During fermentation in Escherichia coli succinate is transported via Dcu transporters, encoded dcuA, dcuB, dcuC and dcuD although the role of DcuD protein has not been elucidated yet. It has been shown contribution of Dcu transporters in the N,N’-dicyclohexylcarbodiimide (DCCD) sensitive proton and potassium transport through the cytoplasmic membrane and membrane-associated ATPase activity. Total H^± efflux was decreased ~ 40% while K^± uptake was absent in dcuD mutant. DCCD-sensitive H^± flux was absent in dcuD nevertheless it was increased ~ 3 fold in dcuACB. K^± uptake in dcuACB was stimulated ~ 30% compared to wild type but in DCCD assays K^± ions were effluxed with the rate of 0.15 mmol/min per 10⁹ cells/ml. In dcuACB mutant membrane potential (ΔΨ) was ~ 30 mV higher than in wild type. dcuD gene expression was increased in the dcuACB mutant respect to wild type at pH 7.5 (~120%), suggesting that an increment of DcuD activity compensates the lack of DcuA, DcuC and DcuB carriers. It can be concluded that active DcuD is important for H^± efflux via the F_OF₁-ATPase and K^± uptake at pH 7.5. In addition, DcuA, DcuB and DcuC transporters are crucial for regulating DCCD-sensitive K^± transport and ΔΨ in E. coli.

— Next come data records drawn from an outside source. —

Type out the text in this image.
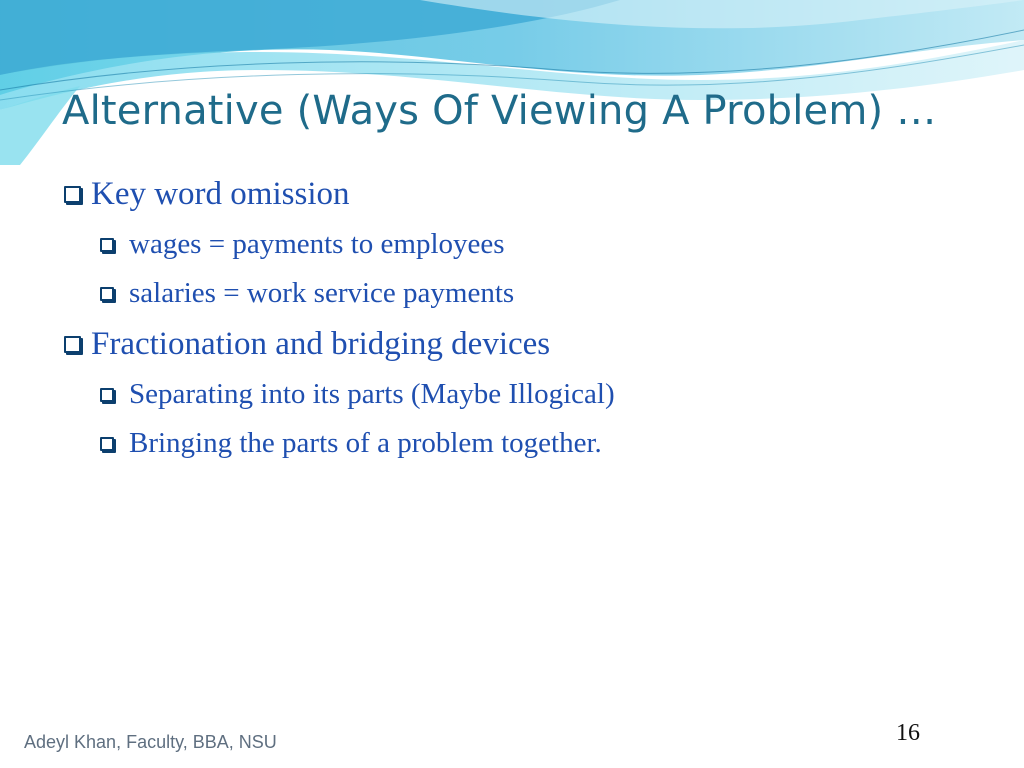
Alternative (Ways Of Viewing A Problem) …
Key word omission
wages = payments to employees
salaries = work service payments
Fractionation and bridging devices
Separating into its parts (Maybe Illogical)
Bringing the parts of a problem together.
Adeyl Khan, Faculty, BBA, NSU	16
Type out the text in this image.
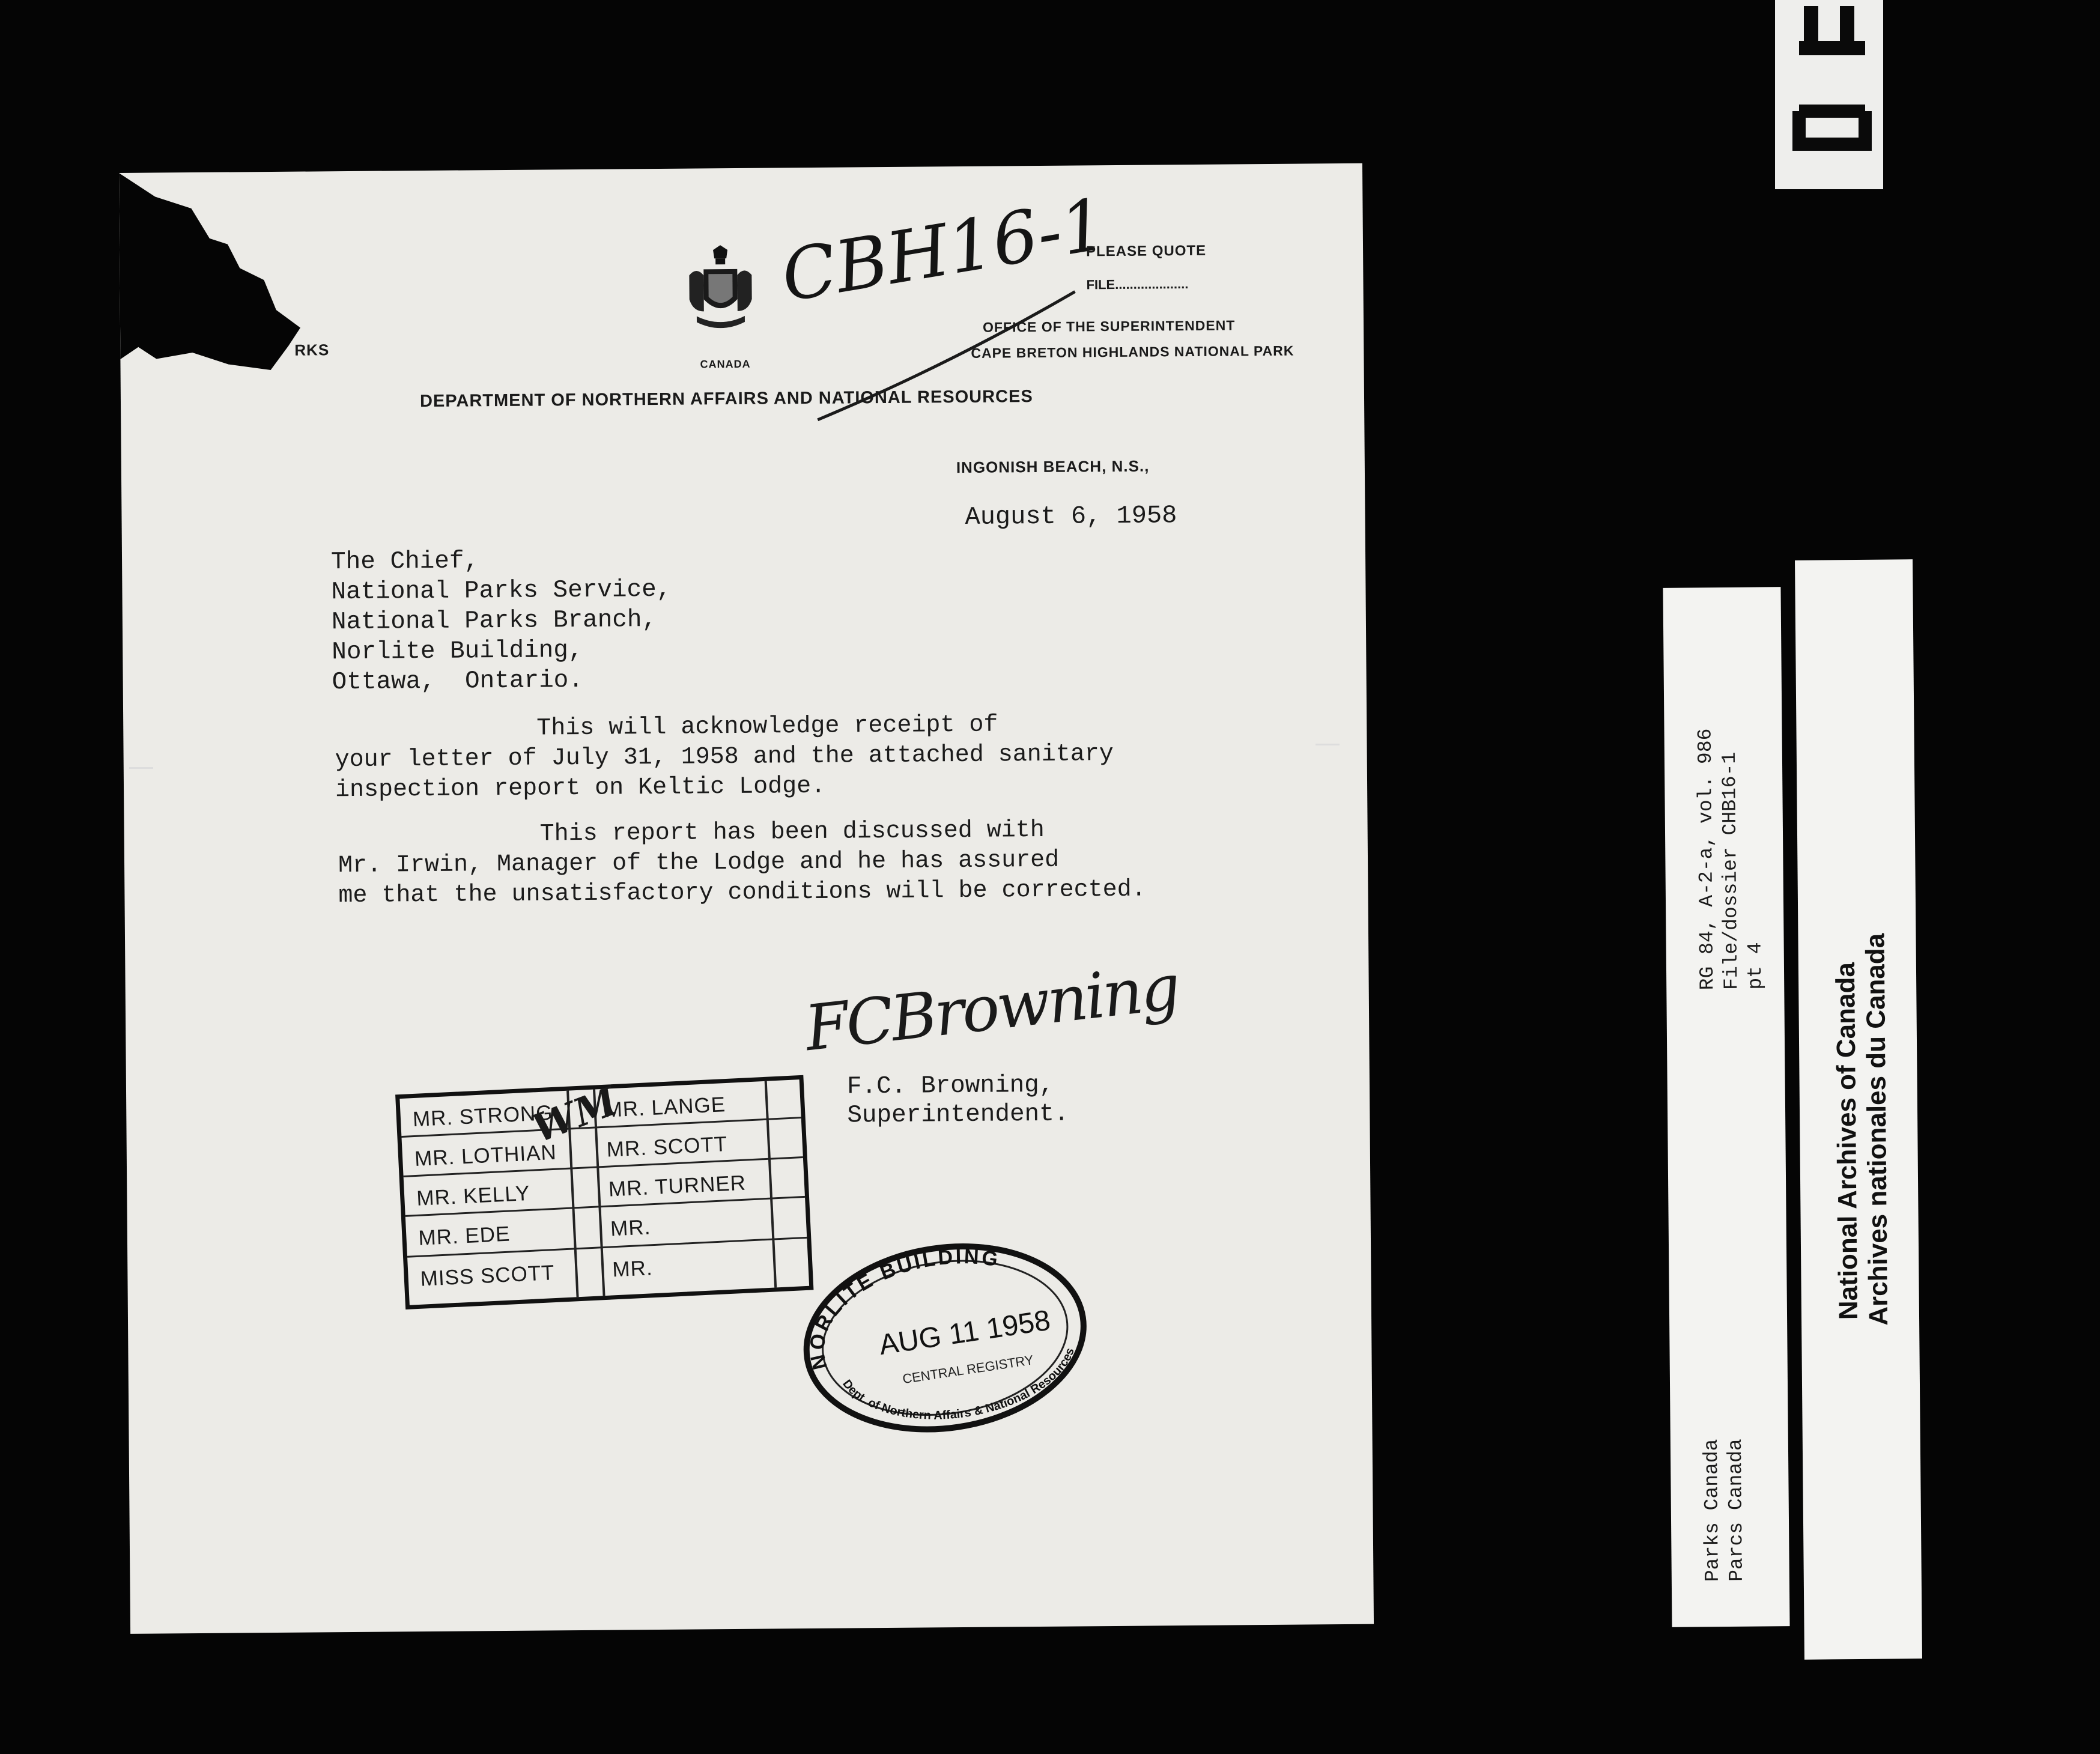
RKS
CANADA
CBH16-1
PLEASE QUOTE
FILE....................
OFFICE OF THE SUPERINTENDENT
CAPE BRETON HIGHLANDS NATIONAL PARK
DEPARTMENT OF NORTHERN AFFAIRS AND NATIONAL RESOURCES
INGONISH BEACH, N.S.,
August 6, 1958
The Chief,
National Parks Service,
National Parks Branch,
Norlite Building,
Ottawa,  Ontario.
This will acknowledge receipt of
your letter of July 31, 1958 and the attached sanitary
inspection report on Keltic Lodge.
This report has been discussed with
Mr. Irwin, Manager of the Lodge and he has assured
me that the unsatisfactory conditions will be corrected.
FCBrowning
F.C. Browning,
Superintendent.
MR. STRONG
MR. LOTHIAN
MR. KELLY
MR. EDE
MISS SCOTT
MR. LANGE
MR. SCOTT
MR. TURNER
MR.
MR.
WM
NORLITE BUILDING
AUG 11 1958
CENTRAL REGISTRY
Dept. of Northern Affairs & National Resources
RG 84, A-2-a, vol. 986 File/dossier CHB16-1 pt 4
Parks Canada Parcs Canada
National Archives of Canada
Archives nationales du Canada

在大肠杆菌发酵过程中，琥珀酸通过 Dcu 转运蛋白转运，编码dcuA、dcuB、dcuC和dcuD，尽管 DcuD 蛋白的作用尚未阐明。已显示 Dcu 转运蛋白在N,N'-二环己基碳二亚胺 (DCCD) 敏感质子和钾转运通过细胞质膜和膜相关 ATP 酶活性中的贡献。总 H ^±流出减少了约 40%，而dcuD突变体中不存在K ^±吸收。dcuD中不存在DCCD 敏感的 H ^±通量，但在dcuD中增加了~3 倍dcuACB。与野生型相比，dcuACB 中的K ^±吸收被刺激约 30%，但在 DCCD 测定中，K ^±离子以每 10 ^{9 个}细胞/ml 0.15 mmol/min的速率流出。在dcuACB突变体膜电位 (ΔΨ) 中，比野生型高约 30 mV。在 pH 7.5 (~120%) 时，dcuACB突变体中dcuD基因表达相对于野生型增加，表明 DcuD 活性的增加补偿了 DcuA、DcuC 和 DcuB 载体的缺乏。可以得出结论，活性 DcuD 对 H ^±通过 F _O F ₁ -ATPase 和 K ^±流出很重要在 pH 7.5 时吸收。此外，DcuA、DcuB 和 DcuC 转运蛋白对于调节大肠杆菌中DCCD 敏感的 K ^±转运和 ΔΨ至关重要。